Sasori – Besessen von Rache
(Sunfilm/Tiberius Film)
Sasori! Ein Titel, der wie ein Kampfschrei die Herzen der Asian- Filmfans aufblühen lässt, und jedem noch so hartgesottenen Zeitgenossen ein verzücktes Lächeln ins Gesicht zaubert! Als sich Anfang der 70er in Japan das Genre der Ping Eiga etablierte, welches Sex und Gewalt kombinierte, kam es zu einer Reihe von Veröffentlichungen, die in Fankreisen mittlerweile einen (auch künstlerischen) hohen Stellenwert besitzen. Neben den Klassikern wie Okami oder Lady Snowblood gab es eben auch die Reihe um Sasori – Scorpion, welche eine starke Frau als Protagonistin hatte, die sich einer von Männern dominierten Welt entgegenstellt. Regisseur Shunya Ito schuf einen Meilenstein des Genres, der später Quentin Tarantino, ein Fan der Sasori – Reihe, beeinflusste und Motive in seine Kill Bill Filme einbaute. So kann nun der vorliegende Film Sasori, veröffentlicht in seiner ungeschnittenen Version durch Sunfilm/ Tiberius Film, damit werben „das bombastische Remake der Vorlage von Quentin Tarantinos Kill Bill“ zu liefern.
Die Geschichte handelt von der jungen Hei Tai (Miki Mizuno), die von profikillern gezwungen wird, ihre chwägerin zu töten. Bei der nun folgenden Haftstrafe muss sie durch hartes Training lernen, sich gegen die brutalen Mitinsassen zur Wehr zu setzen.
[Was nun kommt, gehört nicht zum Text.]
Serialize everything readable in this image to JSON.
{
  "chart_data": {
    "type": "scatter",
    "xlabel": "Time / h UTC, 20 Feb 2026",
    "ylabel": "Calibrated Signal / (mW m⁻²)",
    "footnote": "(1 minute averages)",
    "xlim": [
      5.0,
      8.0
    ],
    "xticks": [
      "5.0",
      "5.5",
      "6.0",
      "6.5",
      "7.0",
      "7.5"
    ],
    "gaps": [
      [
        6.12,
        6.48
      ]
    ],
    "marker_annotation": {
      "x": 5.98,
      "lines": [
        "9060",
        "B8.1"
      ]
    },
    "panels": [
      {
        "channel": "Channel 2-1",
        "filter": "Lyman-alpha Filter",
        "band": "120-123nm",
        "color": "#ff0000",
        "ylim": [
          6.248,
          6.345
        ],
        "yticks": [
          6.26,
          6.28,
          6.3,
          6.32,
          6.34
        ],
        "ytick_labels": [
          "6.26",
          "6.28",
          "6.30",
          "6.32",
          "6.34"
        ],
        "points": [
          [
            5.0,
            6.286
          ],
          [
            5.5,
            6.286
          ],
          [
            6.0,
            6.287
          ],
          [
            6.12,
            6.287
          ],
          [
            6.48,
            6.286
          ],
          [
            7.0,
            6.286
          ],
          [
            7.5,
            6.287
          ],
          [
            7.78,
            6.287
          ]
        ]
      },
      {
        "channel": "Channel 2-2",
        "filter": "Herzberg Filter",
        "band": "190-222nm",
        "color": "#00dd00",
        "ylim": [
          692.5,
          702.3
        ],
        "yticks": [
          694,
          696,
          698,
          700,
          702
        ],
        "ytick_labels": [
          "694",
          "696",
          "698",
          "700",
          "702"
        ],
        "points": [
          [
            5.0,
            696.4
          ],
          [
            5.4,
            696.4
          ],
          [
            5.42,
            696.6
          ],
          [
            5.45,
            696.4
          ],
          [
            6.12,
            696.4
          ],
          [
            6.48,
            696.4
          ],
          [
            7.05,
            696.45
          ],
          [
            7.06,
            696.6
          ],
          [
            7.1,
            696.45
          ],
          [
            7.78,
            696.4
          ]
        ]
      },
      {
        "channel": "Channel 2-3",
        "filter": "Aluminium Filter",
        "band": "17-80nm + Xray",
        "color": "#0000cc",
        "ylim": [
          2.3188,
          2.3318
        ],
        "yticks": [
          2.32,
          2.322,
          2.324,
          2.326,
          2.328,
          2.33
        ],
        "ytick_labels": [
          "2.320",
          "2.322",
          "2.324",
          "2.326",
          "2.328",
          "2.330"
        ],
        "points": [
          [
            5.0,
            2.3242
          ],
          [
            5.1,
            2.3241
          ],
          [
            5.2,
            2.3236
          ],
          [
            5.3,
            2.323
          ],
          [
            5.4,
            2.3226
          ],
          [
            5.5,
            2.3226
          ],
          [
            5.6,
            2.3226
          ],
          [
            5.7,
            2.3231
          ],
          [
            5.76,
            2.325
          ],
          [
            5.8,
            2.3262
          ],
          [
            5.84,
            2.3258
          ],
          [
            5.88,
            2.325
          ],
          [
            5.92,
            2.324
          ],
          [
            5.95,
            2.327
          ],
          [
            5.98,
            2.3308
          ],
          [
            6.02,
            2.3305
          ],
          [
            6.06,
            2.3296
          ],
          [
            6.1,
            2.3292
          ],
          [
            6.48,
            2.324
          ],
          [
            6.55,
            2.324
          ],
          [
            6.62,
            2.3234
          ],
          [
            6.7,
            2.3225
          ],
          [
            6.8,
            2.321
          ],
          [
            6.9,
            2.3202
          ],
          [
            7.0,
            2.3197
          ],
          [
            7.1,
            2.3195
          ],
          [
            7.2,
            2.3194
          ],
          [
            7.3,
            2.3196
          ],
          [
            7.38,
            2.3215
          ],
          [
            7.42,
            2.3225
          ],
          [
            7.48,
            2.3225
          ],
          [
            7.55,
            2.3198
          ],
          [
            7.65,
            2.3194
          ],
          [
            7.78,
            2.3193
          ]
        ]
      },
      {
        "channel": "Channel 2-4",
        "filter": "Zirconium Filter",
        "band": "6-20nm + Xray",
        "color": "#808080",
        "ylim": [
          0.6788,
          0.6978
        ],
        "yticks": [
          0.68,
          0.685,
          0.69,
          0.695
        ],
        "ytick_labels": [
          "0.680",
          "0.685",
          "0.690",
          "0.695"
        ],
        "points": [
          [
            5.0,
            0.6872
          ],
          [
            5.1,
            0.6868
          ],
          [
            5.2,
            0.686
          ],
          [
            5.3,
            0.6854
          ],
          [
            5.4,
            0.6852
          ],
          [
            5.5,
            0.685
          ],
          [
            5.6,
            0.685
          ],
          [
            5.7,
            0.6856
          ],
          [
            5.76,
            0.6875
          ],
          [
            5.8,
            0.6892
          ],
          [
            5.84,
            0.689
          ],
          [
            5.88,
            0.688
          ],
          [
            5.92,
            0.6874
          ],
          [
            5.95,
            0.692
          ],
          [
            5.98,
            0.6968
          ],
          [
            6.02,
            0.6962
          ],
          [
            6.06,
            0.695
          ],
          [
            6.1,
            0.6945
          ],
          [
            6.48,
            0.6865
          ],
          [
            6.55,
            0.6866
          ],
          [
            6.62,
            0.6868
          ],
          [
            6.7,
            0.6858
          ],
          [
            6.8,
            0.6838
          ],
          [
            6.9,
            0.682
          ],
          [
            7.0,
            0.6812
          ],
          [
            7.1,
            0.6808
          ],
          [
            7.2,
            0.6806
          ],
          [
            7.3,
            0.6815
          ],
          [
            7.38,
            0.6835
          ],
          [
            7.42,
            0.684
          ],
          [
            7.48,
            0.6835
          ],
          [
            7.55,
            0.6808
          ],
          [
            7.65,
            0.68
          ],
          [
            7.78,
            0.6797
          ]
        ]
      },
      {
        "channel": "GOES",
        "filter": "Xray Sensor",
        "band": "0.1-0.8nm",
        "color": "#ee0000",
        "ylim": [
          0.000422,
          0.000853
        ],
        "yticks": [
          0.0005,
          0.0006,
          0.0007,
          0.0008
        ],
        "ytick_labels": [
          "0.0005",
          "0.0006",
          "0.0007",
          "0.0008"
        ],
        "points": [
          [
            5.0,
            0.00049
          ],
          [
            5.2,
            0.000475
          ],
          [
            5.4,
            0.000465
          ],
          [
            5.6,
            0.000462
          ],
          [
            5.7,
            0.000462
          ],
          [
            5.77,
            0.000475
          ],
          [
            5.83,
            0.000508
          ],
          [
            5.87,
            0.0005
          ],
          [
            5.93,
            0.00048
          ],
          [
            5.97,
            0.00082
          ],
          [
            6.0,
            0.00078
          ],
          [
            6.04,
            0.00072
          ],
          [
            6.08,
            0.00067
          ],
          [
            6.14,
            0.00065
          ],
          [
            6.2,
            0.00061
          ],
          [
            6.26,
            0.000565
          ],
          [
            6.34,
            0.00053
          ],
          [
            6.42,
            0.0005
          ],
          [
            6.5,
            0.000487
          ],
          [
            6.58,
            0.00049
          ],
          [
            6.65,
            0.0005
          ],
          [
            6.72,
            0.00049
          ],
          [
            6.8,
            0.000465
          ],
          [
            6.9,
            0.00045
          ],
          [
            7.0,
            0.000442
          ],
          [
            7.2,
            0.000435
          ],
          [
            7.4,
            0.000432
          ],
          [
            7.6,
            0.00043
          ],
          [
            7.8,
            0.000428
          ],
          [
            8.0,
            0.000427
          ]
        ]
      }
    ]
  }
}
Getrieben von Rache flieht sie, um die Killer und ihre Auftraggeber zu töten, gerät jedoch immer tiefer in einen Strudel aus Verschwörung und Gewalt.
Regisseur Joe Ma (Love Undercover I-III, 1:99) liefert mit seinem Remake der stilbildenden 70er Jahre Reihe einen stylischen, ruhigen aber teils intensiven Beitrag des Revenge- Movies. Getragen wird der Film durch seine immer präsente, charismatische Hauptdarstellerin Miki Mizuno (Hard Revenge, Milly: Bloody Battle, Dream), die ihre Rolle der erst gepeinigten, später sehr resoluten Hei Tai perfekt verkörpert. Aber auch die restlichen Darsteller, allen voran der bekannte Simon Yam (Sparrow, die Tactical Unit – Reihe, Election 1 & 2) tragen zu dem durchweg positiven Gesamteindruck von Sasori bei.
Allerdings hapert es bei der aktuellen Verfilmung an den Fähigkeiten des Regisseurs, dem es nicht gelingt, die die düstere und kompromisslose Grundstimmung des Originals einzufangen, sondern stattdessen seinen Film in zwei visuelle Hälften zu spalten, und den Film dadurch in zum Teil abstruse Gefilde abschweifen zu lassen. Hier sind zum Beispiel die Kämpfe zu erwähnen, wo die Gegner plötzlich in der zweiten Hälfte des Filmes übernatürliche Kräfte besitzen, und plötzlich schwerelos durch die Szenerie fliegen können. Hierbei wird durch ein wahres Schnittmassaker versucht, dieses Defizit aufzufangen, was aber leider nicht sehr erfolgreich ist. Auch die Geschichte driftet in der zweiten Hälfte in den Bereich des Trash ab, wo es weniger darum geht, die anfangs begonnen Story aufzulösen, als mehr darum, ein immer größeres Feuerwerk an Ideen unter einen Hut zu bringen.
Einzig die optische Umsetzung kann als gelungen betrachtet werden, denn hier gelingt es dem Regisseur gerade zu Beginn, eine trostlose Grundstimmung zu erzeugen, und dem Zuschauer alleine über die Atmosphäre einen tiefen Einblick in das Seelenleben der Protagonistin zu vermitteln.
Somit bleibt als Fazit ein sehr zweigeteilter Film, der zu Beginn wirklich gelungen den Gefängnisalltag bis auf diverse Klischees darstellt, jedoch mit fortschreitender Lauflänge immer mehr sein Terrain verlässt, und damit auch seine Qualität einbüsst.
Jedoch bietet Sasori für Freunde des Genres eine gelungene Abwechslung, die zwar nicht an die hohe Qualität des Originals heranreicht, jedoch trotzdem sehr gut zu unterhalten weiß.